WomenStrong Ends this Tough Year Buoyed by Results, Promise, and Opportunity

WomenStrong was founded in the belief that women-led organizations across the globe can learn from each other’s wisdom and experience to improve their own programming for women and girls. So last year we launched our Learning Lab, to facilitate this peer learning exchange and the sharing of best practices among our 19 partner organizations worldwide.

We had no idea we’d be testing our research hypothesis in a trial by fire.

Progress initially got well underway last fall with our first six Learning Lab partners, all non-government organizations (NGOs) working in the area of girls’ education and empowerment; they were able to meet in person, explore the synergies identified in their work, and brainstorm joint undertakings to chronicle or disseminate their findings.

GENET Malawi leaders describes their approach to WomenStrong partners at our Girls’ Education and Empowerment retreat, November 2019.

On March 1, 2020, we announced two new Learning Lab cohorts, consisting of 13 dynamic, women-driven NGOs from Madagascar to Mali to western Mexico to western Michigan, all focusing on either women’s health or preventing violence against women and girls. 

We shared relevant resources and opportunities with all our partners, and we planned an entire season of sharing best practices, culminating in an in-person retreat where we would bring our new partner organizations together to delve deeper into learning from and collaborating with each other.

Then the COVID pandemic exploded across the globe.

Realizing quickly that our Learning Lab partners would face both unprecedented and unforeseeable challenges, WomenStrong reached out to them all, to hear how they were doing, and to reassure them that they could use our grant monies to address their staff members’ and program participants’ immediate needs, without worrying about asking, informing, or reporting back to us.

Our partners, of course, were way ahead of us, in their thinking, planning, adaptability, and their keen awareness of the new risks to their vulnerable, underserved communities. Many had already set up alternative systems for connecting with their participating girls and women and arming them with vital public health information, personal protective equipment, sanitary products, food packages, and other essential items. We invited our Guatemalan and Ugandan partners to share their COVID-related adaptations in a Learning Lab webinar, where others acquired valuable tips and strategies that they then applied in their own settings.

WomenStrong partner Roots of Health (Philippines) takes its sexual and productive health work on the road, as the COVID-19 pandemic hits (also pictured in the banner at top of page).

Other partners continued boldly with their work, which became ever more urgent as health clinics and schools closed, women lost access to reproductive care, and violence against girls and women increased in their communities. Our Rwandan, Kenyan, and Ugandan partners shared how they had enlisted local authorities in their violence prevention efforts, and we hosted two American partners in a public webinar to share their frameworks for understanding the root causes of gender-based violence and for engaging men and boys in stopping it.  

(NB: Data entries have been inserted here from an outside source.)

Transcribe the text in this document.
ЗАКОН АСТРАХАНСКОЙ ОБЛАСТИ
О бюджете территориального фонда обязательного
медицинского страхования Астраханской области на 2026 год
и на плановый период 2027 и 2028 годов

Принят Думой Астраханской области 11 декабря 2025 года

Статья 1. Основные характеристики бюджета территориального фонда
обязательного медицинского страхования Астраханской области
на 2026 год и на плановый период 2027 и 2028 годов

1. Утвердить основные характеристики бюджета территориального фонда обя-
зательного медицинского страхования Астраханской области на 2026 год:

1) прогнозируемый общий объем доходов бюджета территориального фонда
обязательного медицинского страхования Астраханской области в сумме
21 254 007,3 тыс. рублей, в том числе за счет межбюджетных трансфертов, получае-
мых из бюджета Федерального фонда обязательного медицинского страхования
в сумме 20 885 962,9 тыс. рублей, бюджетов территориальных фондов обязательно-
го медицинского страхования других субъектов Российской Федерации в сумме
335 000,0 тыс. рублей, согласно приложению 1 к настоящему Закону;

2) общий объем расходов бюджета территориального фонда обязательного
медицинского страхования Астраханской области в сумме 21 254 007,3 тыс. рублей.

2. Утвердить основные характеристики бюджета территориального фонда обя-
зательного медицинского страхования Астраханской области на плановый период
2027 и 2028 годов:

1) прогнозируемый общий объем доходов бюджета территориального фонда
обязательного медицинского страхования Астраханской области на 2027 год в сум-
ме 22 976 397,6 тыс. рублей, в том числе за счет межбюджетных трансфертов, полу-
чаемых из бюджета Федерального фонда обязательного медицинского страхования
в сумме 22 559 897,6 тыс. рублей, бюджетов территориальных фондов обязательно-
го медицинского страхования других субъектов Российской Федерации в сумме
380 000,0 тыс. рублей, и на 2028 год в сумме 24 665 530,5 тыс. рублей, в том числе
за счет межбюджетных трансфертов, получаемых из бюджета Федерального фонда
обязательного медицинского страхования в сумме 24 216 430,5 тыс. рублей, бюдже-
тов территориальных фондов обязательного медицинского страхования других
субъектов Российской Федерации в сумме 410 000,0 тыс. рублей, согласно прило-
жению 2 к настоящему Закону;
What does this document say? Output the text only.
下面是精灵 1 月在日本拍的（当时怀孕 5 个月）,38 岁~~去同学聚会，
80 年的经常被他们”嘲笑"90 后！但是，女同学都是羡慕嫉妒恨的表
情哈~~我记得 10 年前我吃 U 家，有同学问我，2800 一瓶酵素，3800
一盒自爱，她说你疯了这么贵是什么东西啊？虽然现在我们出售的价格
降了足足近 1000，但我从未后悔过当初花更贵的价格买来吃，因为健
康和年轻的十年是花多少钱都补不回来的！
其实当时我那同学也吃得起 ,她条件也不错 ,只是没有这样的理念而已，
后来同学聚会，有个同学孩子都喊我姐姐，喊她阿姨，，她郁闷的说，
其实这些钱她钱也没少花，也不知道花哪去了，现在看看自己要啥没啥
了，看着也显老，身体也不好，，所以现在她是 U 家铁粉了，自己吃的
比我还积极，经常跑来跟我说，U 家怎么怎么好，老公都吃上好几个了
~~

In every instance, partners’ choices and revised plans of action only confirmed for us that the best wisdom, programs, and outcomes do indeed lie with local, women-led organizations who know their communities best, reinforcing our sense at WomenStrong that trust-based philanthropy works and is long overdue.

Since then, we have doubled down on this approach. After reviewing their outstanding, life-saving work this year despite the hardships they all faced, we are renewing all their grants for another two years, so that they might continue their current work, resume their original programming, or change direction, depending on what they view as their communities’ most pressing needs in their areas of work.

Our decision, again, was based on our trust in our partners’ judgment and expertise, as well as our confidence that, as a Learning Lab, we will all benefit greatly from what we discover along the way. Our partners’ enthusiasm regarding their own continuation in the Learning Lab and with that, the chance to learn from and share with their peers has inspired us to plan new activities, make available additional resources and opportunities that will strengthen their programs and the outcomes for their women and girls, and amplify their voices, so that others might learn from their experience and apply that knowledge in their own settings.

Despite this agonizing year, we feel immensely hopeful. Having witnessed the mutually nourishing exchanges amongst our Learning Lab partners, as our initial hypothesis predicted, we look forward now to seeing accelerated positive outcomes among the girls and women in the communities where they work.

We’re so grateful to our partners and our team for how far we’ve come, and we’re excited about where we plan to go. After all, widening the community of practice so that countless more community-based organizations can implement what works to advance the rights and wellbeing of women and girls is why WomenStrong International was created and what we’re all about.